Newly incepted in 1978, the Fair Credit Reporting Act (FCRA) promotes the accuracy of consumer credit information derived from consumer reporting agencies, for instance, credit bureaus, while ensuring the privacy of the information in its dissemination. Due to online transactions and additional security issues, since its establishment, the act has undergone several amendments.

I. New Homeowner's Protection Act (HPA)

Coming into being in 1998, the Homeowner's Protection Act (HPA), also known as the PMI Act, establishes rights for homeowners and rules for lenders regarding the cancellation of private mortgage insurance. The act applies to mortgages obtained on or after July 29, 1999.

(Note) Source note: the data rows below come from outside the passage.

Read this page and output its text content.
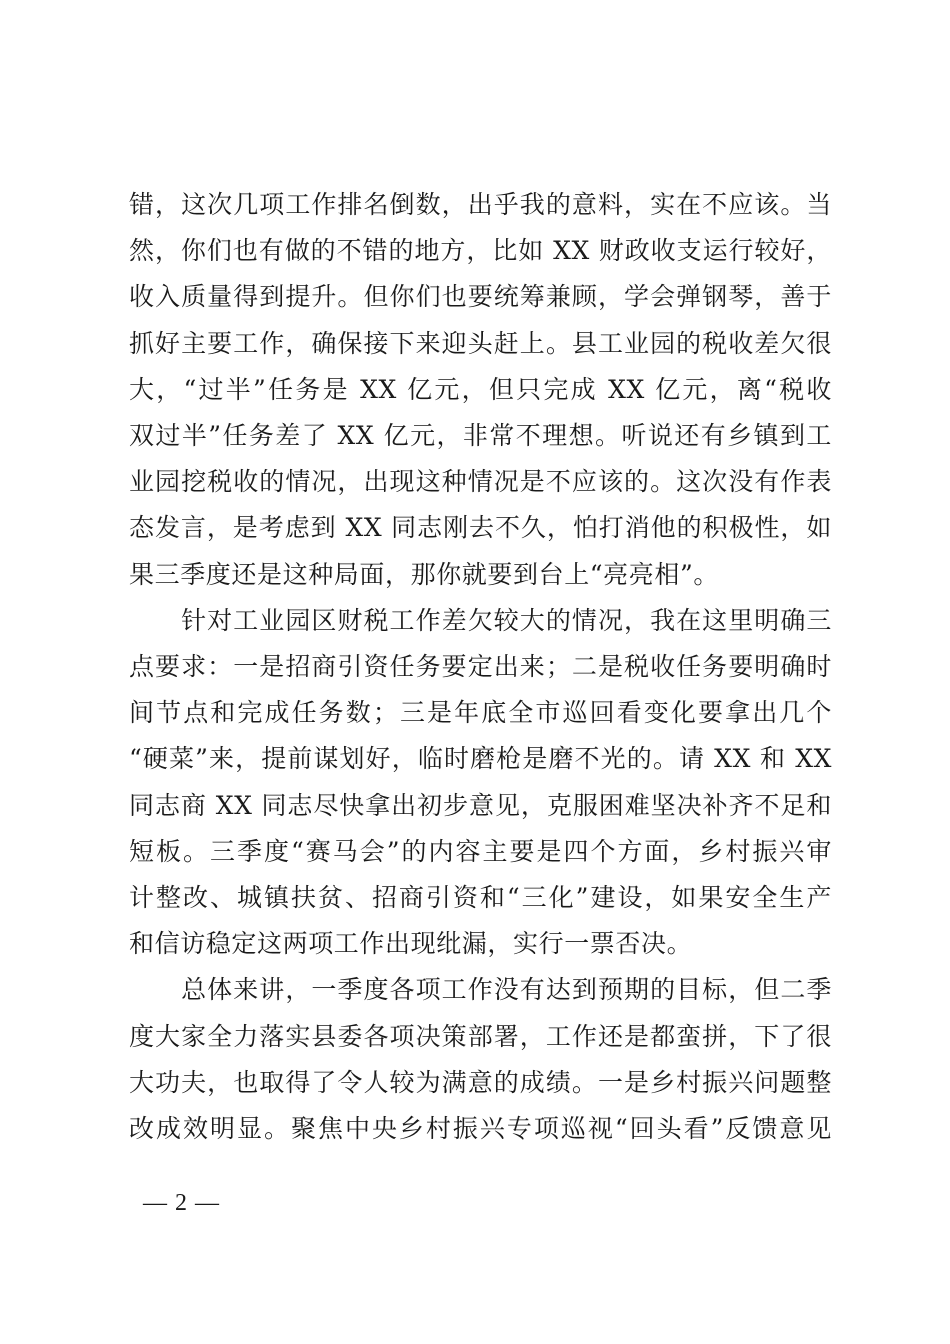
错，这次几项工作排名倒数，出乎我的意料，实在不应该。当

然，你们也有做的不错的地方，比如 XX 财政收支运行较好，

收入质量得到提升。但你们也要统筹兼顾，学会弹钢琴，善于

抓好主要工作，确保接下来迎头赶上。县工业园的税收差欠很

大，“过半”任务是 XX 亿元，但只完成 XX 亿元，离“税收

双过半”任务差了 XX 亿元，非常不理想。听说还有乡镇到工

业园挖税收的情况，出现这种情况是不应该的。这次没有作表

态发言，是考虑到 XX 同志刚去不久，怕打消他的积极性，如

果三季度还是这种局面，那你就要到台上“亮亮相”。

　　针对工业园区财税工作差欠较大的情况，我在这里明确三

点要求：一是招商引资任务要定出来；二是税收任务要明确时

间节点和完成任务数；三是年底全市巡回看变化要拿出几个

“硬菜”来，提前谋划好，临时磨枪是磨不光的。请 XX 和 XX

同志商 XX 同志尽快拿出初步意见，克服困难坚决补齐不足和

短板。三季度“赛马会”的内容主要是四个方面，乡村振兴审

计整改、城镇扶贫、招商引资和“三化”建设，如果安全生产

和信访稳定这两项工作出现纰漏，实行一票否决。

　　总体来讲，一季度各项工作没有达到预期的目标，但二季

度大家全力落实县委各项决策部署，工作还是都蛮拼，下了很

大功夫，也取得了令人较为满意的成绩。一是乡村振兴问题整

改成效明显。聚焦中央乡村振兴专项巡视“回头看”反馈意见

— 2 —
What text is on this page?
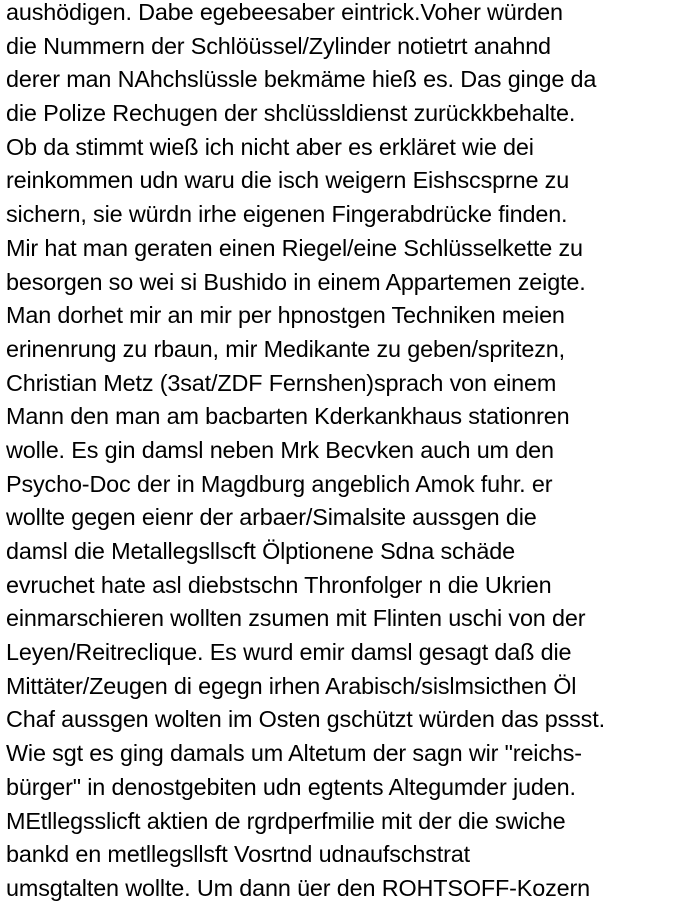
aushödigen. Dabe egebeesaber eintrick.Voher würden
die Nummern der Schlöüssel/Zylinder notietrt anahnd
derer man NAhchslüssle bekmäme hieß es. Das ginge da
die Polize Rechugen der shclüssldienst zurückkbehalte.
Ob da stimmt wieß ich nicht aber es erkläret wie dei
reinkommen udn waru die isch weigern Eishscsprne zu
sichern, sie würdn irhe eigenen Fingerabdrücke finden.
Mir hat man geraten einen Riegel/eine Schlüsselkette zu
besorgen so wei si Bushido in einem Appartemen zeigte.
Man dorhet mir an mir per hpnostgen Techniken meien
erinenrung zu rbaun, mir Medikante zu geben/spritezn,
Christian Metz (3sat/ZDF Fernshen)sprach von einem
Mann den man am bacbarten Kderkankhaus stationren
wolle. Es gin damsl neben Mrk Becvken auch um den
Psycho-Doc der in Magdburg angeblich Amok fuhr. er
wollte gegen eienr der arbaer/Simalsite aussgen die
damsl die Metallegsllscft Ölptionene Sdna schäde
evruchet hate asl diebstschn Thronfolger n die Ukrien
einmarschieren wollten zsumen mit Flinten uschi von der
Leyen/Reitreclique. Es wurd emir damsl gesagt daß die
Mittäter/Zeugen di egegn irhen Arabisch/sislmsicthen Öl
Chaf aussgen wolten im Osten gschützt würden das pssst.
Wie sgt es ging damals um Altetum der sagn wir "reichs-
bürger" in denostgebiten udn egtents Altegumder juden.
MEtllegsslicft aktien de rgrdperfmilie mit der die swiche
bankd en metllegsllsft Vosrtnd udnaufschstrat
umsgtalten wollte. Um dann üer den ROHTSOFF-Kozern
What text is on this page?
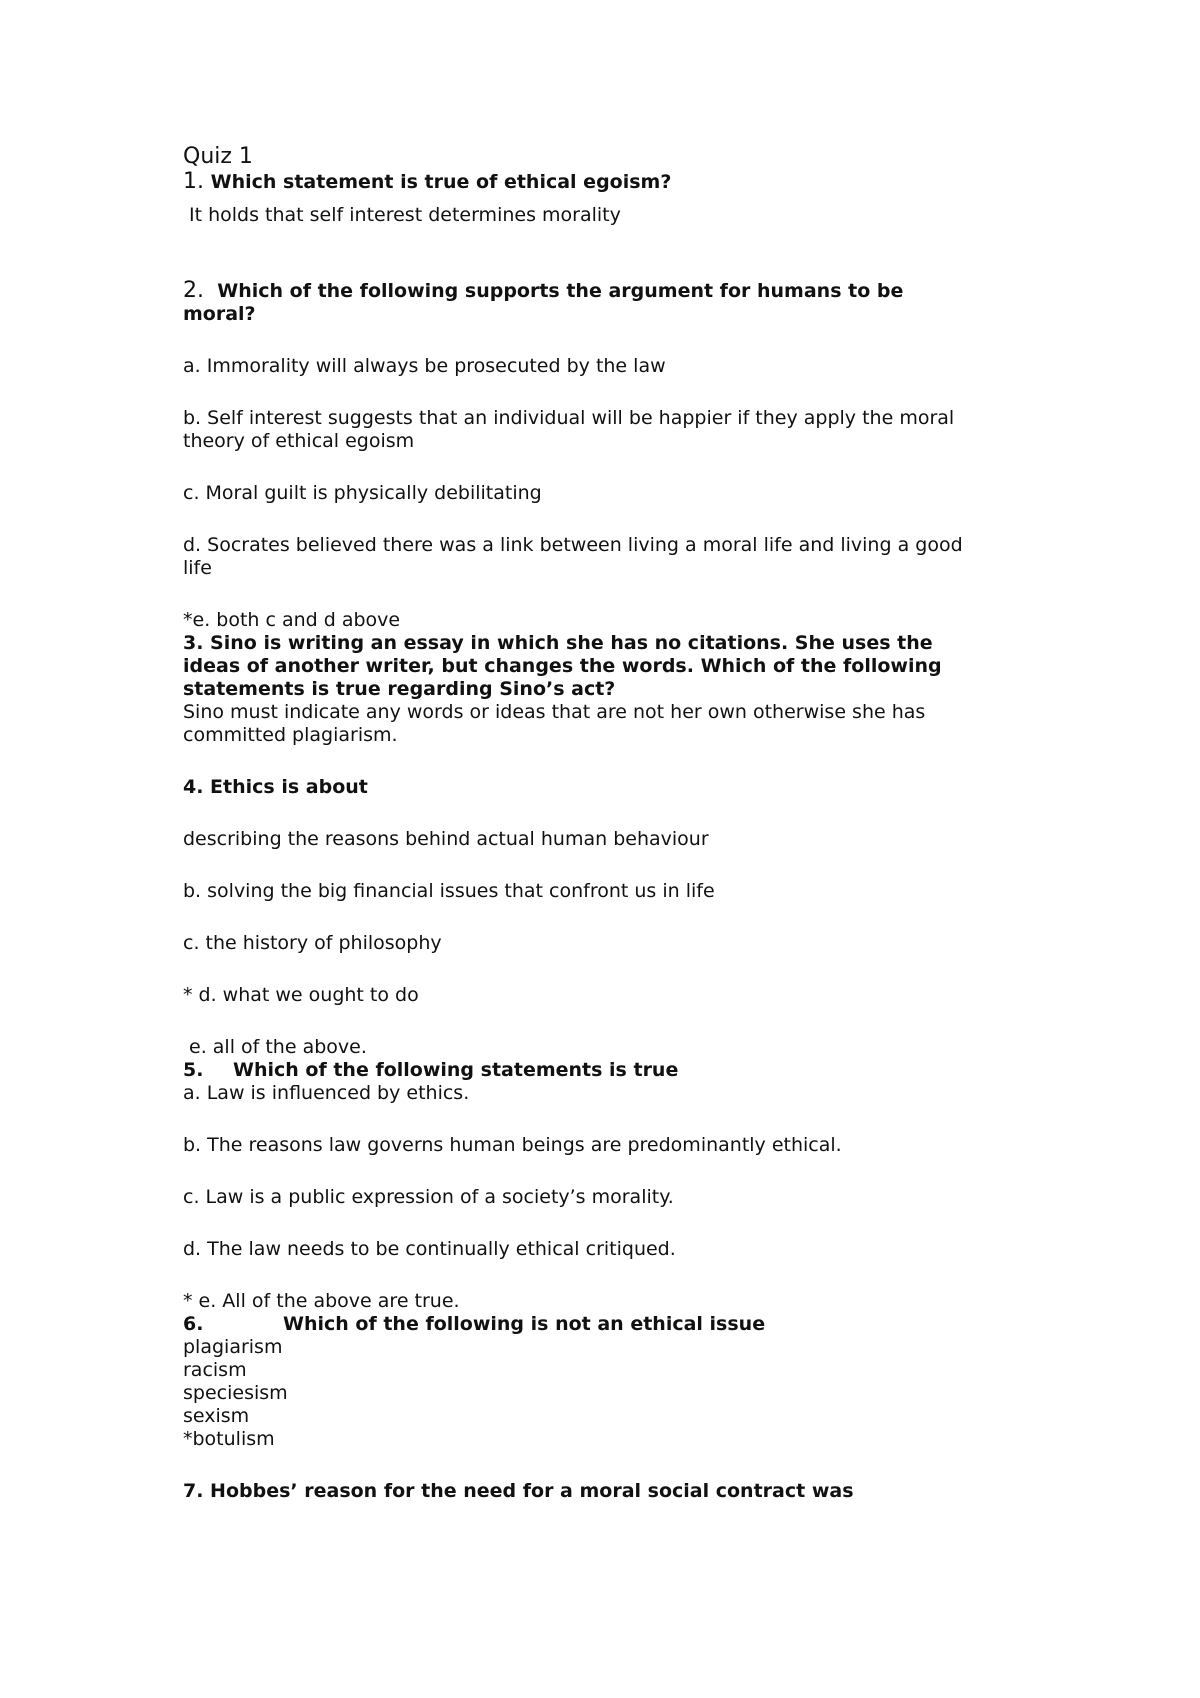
Quiz 1

1. Which statement is true of ethical egoism?

It holds that self interest determines morality

2. Which of the following supports the argument for humans to be

moral?

a. Immorality will always be prosecuted by the law

b. Self interest suggests that an individual will be happier if they apply the moral

theory of ethical egoism

c. Moral guilt is physically debilitating

d. Socrates believed there was a link between living a moral life and living a good

life

*e. both c and d above

3. Sino is writing an essay in which she has no citations. She uses the

ideas of another writer, but changes the words. Which of the following

statements is true regarding Sino’s act?

Sino must indicate any words or ideas that are not her own otherwise she has

committed plagiarism.

4. Ethics is about

describing the reasons behind actual human behaviour

b. solving the big financial issues that confront us in life

c. the history of philosophy

* d. what we ought to do

e. all of the above.

5. Which of the following statements is true

a. Law is influenced by ethics.

b. The reasons law governs human beings are predominantly ethical.

c. Law is a public expression of a society’s morality.

d. The law needs to be continually ethical critiqued.

* e. All of the above are true.

6.	Which of the following is not an ethical issue

plagiarism

racism

speciesism

sexism

*botulism

7. Hobbes’ reason for the need for a moral social contract was
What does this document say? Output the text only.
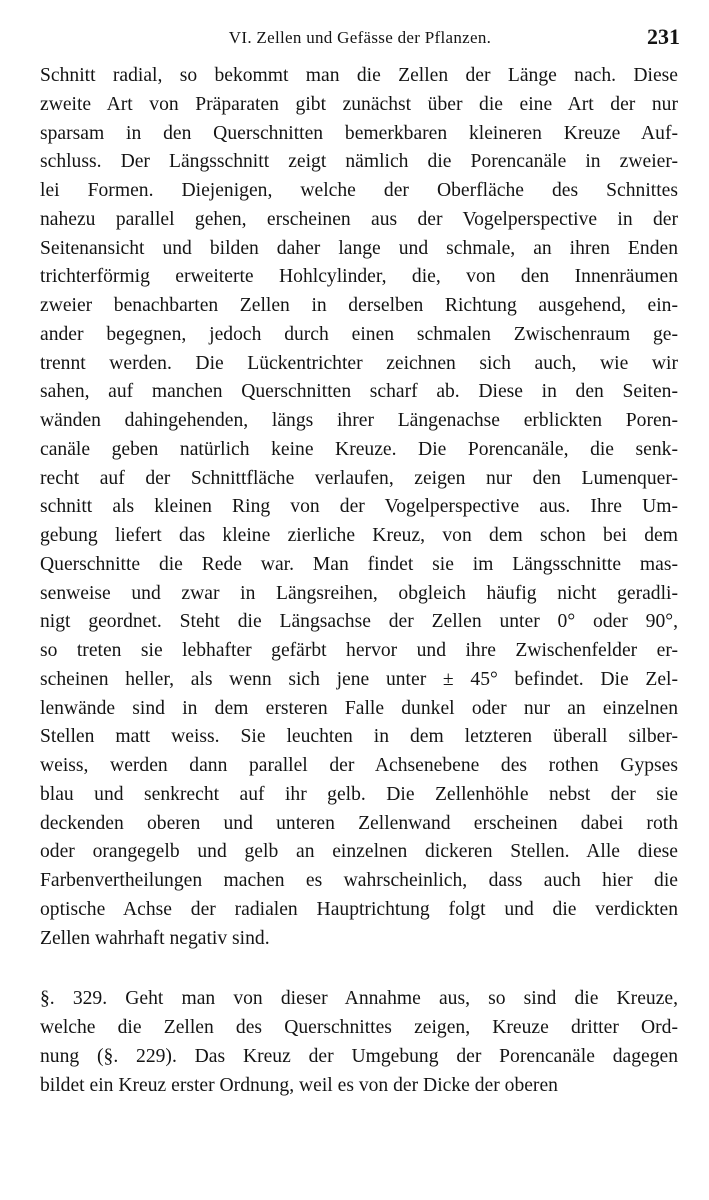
VI. Zellen und Gefässe der Pflanzen.	231
Schnitt radial, so bekommt man die Zellen der Länge nach. Diese
zweite Art von Präparaten gibt zunächst über die eine Art der nur
sparsam in den Querschnitten bemerkbaren kleineren Kreuze Auf-
schluss. Der Längsschnitt zeigt nämlich die Porencanäle in zweier-
lei Formen. Diejenigen, welche der Oberfläche des Schnittes
nahezu parallel gehen, erscheinen aus der Vogelperspective in der
Seitenansicht und bilden daher lange und schmale, an ihren Enden
trichterförmig erweiterte Hohlcylinder, die, von den Innenräumen
zweier benachbarten Zellen in derselben Richtung ausgehend, ein-
ander begegnen, jedoch durch einen schmalen Zwischenraum ge-
trennt werden. Die Lückentrichter zeichnen sich auch, wie wir
sahen, auf manchen Querschnitten scharf ab. Diese in den Seiten-
wänden dahingehenden, längs ihrer Längenachse erblickten Poren-
canäle geben natürlich keine Kreuze. Die Porencanäle, die senk-
recht auf der Schnittfläche verlaufen, zeigen nur den Lumenquer-
schnitt als kleinen Ring von der Vogelperspective aus. Ihre Um-
gebung liefert das kleine zierliche Kreuz, von dem schon bei dem
Querschnitte die Rede war. Man findet sie im Längsschnitte mas-
senweise und zwar in Längsreihen, obgleich häufig nicht geradli-
nigt geordnet. Steht die Längsachse der Zellen unter 0° oder 90°,
so treten sie lebhafter gefärbt hervor und ihre Zwischenfelder er-
scheinen heller, als wenn sich jene unter ± 45° befindet. Die Zel-
lenwände sind in dem ersteren Falle dunkel oder nur an einzelnen
Stellen matt weiss. Sie leuchten in dem letzteren überall silber-
weiss, werden dann parallel der Achsenebene des rothen Gypses
blau und senkrecht auf ihr gelb. Die Zellenhöhle nebst der sie
deckenden oberen und unteren Zellenwand erscheinen dabei roth
oder orangegelb und gelb an einzelnen dickeren Stellen. Alle diese
Farbenvertheilungen machen es wahrscheinlich, dass auch hier die
optische Achse der radialen Hauptrichtung folgt und die verdickten
Zellen wahrhaft negativ sind.
§. 329. Geht man von dieser Annahme aus, so sind die Kreuze,
welche die Zellen des Querschnittes zeigen, Kreuze dritter Ord-
nung (§. 229). Das Kreuz der Umgebung der Porencanäle dagegen
bildet ein Kreuz erster Ordnung, weil es von der Dicke der oberen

J. Fair Debt Collection Practices Act

Instituted in 1977, the Fair Debt Collection Practices Act by prohibiting certain methods of debt collection seeks to minimize the harassment from debt collectors while ensuring fair treatment. Specifically it bans unfair, deceptive, and abusive practices (such as overcharging and harassment for lack of or insufficient payment). Further, it also bans the disclosure of consumers' debt information to third parties.

K. Gramm-Leach-Bliley Act

Enacted in 1999, the Gramm-Leach-Bliley Act, encompassing the following three components, helps safeguard consumers' personal financial information:

  1. The Financial Privacy Rule. This is a requirement placed upon financial institutions whereby they need to provide their customers with privacy notices explaining their information collection and sharing practices.
  2. The Safeguards Rule. This rule is a requirement placed upon financial institutions where they need to have a security plan to protect both the confidentiality and integrity of consumer's personal information.
  3. Pretexting. Pretexting is the prohibition placed upon the use of false pretenses, including fraudulent statements and impersonation, to obtain a consumer's personal financial information.